China seeks safe passage for tankers as Strait of Hormuz traffic collapses
China has begun direct discussions with Iran aimed at securing safe passage for crude oil tankers and vessels carrying liquefied natural gas from Qatar through the Strait of Hormuz, according to three unnamed diplomatic sources, cited by Reuters.
The talks come as the conflict involving the US, Israel and Iran enters its sixth day and maritime traffic through the strategic waterway has been severely disrupted. The Strait of Hormuz — a critical route for roughly one-fifth of global oil and liquefied natural gas supplies — is effectively closed to most commercial shipping.
Data cited by the sources indicate that crude tanker movements through the strait have dropped sharply. The average number of daily tanker transits has fallen from about 24 to just four on March 1. At the same time, roughly 300 tankers are currently stuck inside the strait with no clear route out, while additional vessels are unable to enter the area to load cargo once those ships depart.
The disruption has pushed oil prices significantly higher, with crude rising by more than 15% since the crisis began. Analysts warn that the market outlook could become even more bullish if the waterway remains closed for an extended period.
China has a strong incentive to restore shipping flows because it receives around 45% of its oil imports through the Strait of Hormuz. One notable development reported overnight involved a vessel named Iron Maiden, which changed its tracking signal to indicate “China-owner” status before successfully transiting the strait. According to reports, only ships owned by Chinese or Iranian entities are currently being allowed to pass.
The situation has raised a key question for global energy markets: whether China’s negotiations could lead to a broader framework that allows international shipping to resume, or whether Beijing is simply securing a limited corridor for its own vessels while most other ships remain blocked. If the latter proves true, analysts say the arrangement would likely do little to ease pressure on global oil benchmarks.
Despite the ongoing disruption, there were some tentative signs of easing pressure in energy markets. U.S. crude futures (WTI) fell by $1.57 to $79.40.
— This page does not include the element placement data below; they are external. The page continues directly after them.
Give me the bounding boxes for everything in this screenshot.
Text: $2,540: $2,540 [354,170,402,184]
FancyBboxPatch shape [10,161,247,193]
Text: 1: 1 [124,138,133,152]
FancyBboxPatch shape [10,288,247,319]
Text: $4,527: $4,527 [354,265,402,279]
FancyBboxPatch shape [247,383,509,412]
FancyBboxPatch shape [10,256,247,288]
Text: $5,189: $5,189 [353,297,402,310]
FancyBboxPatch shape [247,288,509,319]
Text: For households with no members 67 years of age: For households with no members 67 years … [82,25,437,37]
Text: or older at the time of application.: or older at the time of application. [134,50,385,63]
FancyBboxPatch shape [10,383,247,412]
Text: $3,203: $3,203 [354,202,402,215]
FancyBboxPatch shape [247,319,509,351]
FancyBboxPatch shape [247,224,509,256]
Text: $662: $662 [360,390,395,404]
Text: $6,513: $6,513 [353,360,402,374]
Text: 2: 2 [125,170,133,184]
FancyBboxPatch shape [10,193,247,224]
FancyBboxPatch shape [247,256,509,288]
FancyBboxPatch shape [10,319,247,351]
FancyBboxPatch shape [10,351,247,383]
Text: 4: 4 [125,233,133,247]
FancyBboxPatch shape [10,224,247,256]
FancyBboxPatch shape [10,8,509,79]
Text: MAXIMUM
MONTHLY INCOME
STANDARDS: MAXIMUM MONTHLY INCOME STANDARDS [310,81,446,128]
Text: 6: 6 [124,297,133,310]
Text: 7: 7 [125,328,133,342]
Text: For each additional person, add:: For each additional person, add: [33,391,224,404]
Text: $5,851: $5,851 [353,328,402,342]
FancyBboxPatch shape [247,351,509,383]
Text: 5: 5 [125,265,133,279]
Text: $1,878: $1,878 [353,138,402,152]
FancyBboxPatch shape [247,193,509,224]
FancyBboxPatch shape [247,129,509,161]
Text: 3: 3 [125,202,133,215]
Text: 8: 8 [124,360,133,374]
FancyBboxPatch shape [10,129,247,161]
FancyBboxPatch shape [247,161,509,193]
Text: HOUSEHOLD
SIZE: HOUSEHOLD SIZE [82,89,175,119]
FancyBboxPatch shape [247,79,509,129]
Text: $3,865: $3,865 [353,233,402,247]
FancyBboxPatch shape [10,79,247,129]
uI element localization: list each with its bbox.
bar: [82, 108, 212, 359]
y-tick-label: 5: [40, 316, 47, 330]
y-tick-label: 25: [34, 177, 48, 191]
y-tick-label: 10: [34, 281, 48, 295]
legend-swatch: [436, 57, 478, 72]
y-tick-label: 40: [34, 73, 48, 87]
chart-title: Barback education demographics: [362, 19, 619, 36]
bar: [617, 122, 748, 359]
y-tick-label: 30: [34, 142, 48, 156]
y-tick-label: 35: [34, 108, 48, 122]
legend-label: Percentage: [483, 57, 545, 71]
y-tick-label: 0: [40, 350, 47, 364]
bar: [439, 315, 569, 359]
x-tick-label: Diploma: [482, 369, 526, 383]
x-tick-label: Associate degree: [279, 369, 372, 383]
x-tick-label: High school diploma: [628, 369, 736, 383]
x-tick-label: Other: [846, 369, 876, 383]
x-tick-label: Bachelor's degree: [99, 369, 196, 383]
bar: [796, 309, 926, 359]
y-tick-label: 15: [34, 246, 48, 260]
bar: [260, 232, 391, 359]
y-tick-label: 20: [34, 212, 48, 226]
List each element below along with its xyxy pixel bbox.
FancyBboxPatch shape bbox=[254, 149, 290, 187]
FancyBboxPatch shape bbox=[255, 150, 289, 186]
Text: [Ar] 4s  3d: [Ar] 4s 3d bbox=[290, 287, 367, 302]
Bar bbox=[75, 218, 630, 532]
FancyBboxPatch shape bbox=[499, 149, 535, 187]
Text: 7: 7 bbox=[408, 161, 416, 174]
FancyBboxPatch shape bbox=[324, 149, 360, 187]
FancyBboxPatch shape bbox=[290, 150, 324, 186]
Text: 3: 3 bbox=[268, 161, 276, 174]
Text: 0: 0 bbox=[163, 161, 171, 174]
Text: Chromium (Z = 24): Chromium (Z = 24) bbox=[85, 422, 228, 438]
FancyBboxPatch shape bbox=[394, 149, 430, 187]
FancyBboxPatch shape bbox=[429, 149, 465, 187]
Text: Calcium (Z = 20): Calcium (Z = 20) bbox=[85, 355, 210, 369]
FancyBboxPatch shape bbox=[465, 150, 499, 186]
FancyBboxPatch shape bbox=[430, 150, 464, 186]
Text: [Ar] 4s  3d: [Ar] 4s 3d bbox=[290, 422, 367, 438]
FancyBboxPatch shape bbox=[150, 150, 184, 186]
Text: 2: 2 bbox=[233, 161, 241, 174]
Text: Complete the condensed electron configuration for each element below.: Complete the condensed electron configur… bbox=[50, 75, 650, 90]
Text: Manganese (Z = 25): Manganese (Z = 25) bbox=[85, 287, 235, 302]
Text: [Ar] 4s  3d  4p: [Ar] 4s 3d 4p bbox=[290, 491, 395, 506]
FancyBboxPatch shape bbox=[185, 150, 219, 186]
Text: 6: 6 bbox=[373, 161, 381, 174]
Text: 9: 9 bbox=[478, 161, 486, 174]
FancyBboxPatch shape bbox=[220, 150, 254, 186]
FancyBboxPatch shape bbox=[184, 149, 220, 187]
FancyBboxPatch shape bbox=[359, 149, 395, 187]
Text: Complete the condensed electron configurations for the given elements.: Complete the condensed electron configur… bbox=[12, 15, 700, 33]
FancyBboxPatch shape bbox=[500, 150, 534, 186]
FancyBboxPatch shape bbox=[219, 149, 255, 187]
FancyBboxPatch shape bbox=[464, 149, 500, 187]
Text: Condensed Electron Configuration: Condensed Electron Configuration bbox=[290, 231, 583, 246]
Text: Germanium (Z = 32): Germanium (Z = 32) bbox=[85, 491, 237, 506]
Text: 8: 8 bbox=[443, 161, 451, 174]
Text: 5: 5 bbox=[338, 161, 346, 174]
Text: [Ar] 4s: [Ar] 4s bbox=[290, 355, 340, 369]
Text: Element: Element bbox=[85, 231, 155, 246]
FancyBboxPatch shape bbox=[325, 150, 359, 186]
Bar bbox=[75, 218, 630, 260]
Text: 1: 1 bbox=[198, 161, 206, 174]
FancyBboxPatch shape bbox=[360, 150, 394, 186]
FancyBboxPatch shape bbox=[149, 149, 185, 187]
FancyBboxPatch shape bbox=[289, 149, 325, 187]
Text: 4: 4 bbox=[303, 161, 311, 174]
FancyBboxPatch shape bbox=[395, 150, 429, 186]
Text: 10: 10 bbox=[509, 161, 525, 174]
Earlier, US Treasury Secretary Scott Bessent announced a temporary policy measure aimed at stabilising global oil supply. In a statement, he said the Treasury Department would issue a 30-day waiver allowing Indian refiners to purchase Russian oil that is currently stranded at sea.
“To enable oil to keep flowing into the global market, the Treasury Department is issuing a temporary 30-day waiver to allow Indian refiners to purchase Russian oil. This deliberately short-term measure will not provide significant financial benefit to the Russian government as it only authorises transactions involving oil already stranded at sea. India is an essential partner of the United States, and we fully anticipate that New Delhi will ramp up purchases of U.S. oil. This stop-gap measure will alleviate pressure caused by Iran’s attempt to take global energy hostage.”
Meanwhile, US President Donald Trump publicly downplayed the recent rise in oil prices. However, analysts note that rising gasoline prices have historically been a key concern for his administration, leaving open the question of how long Washington would tolerate higher crude prices. Some observers suggest that prices near or above $80 per barrel for WTI could become a sensitive threshold.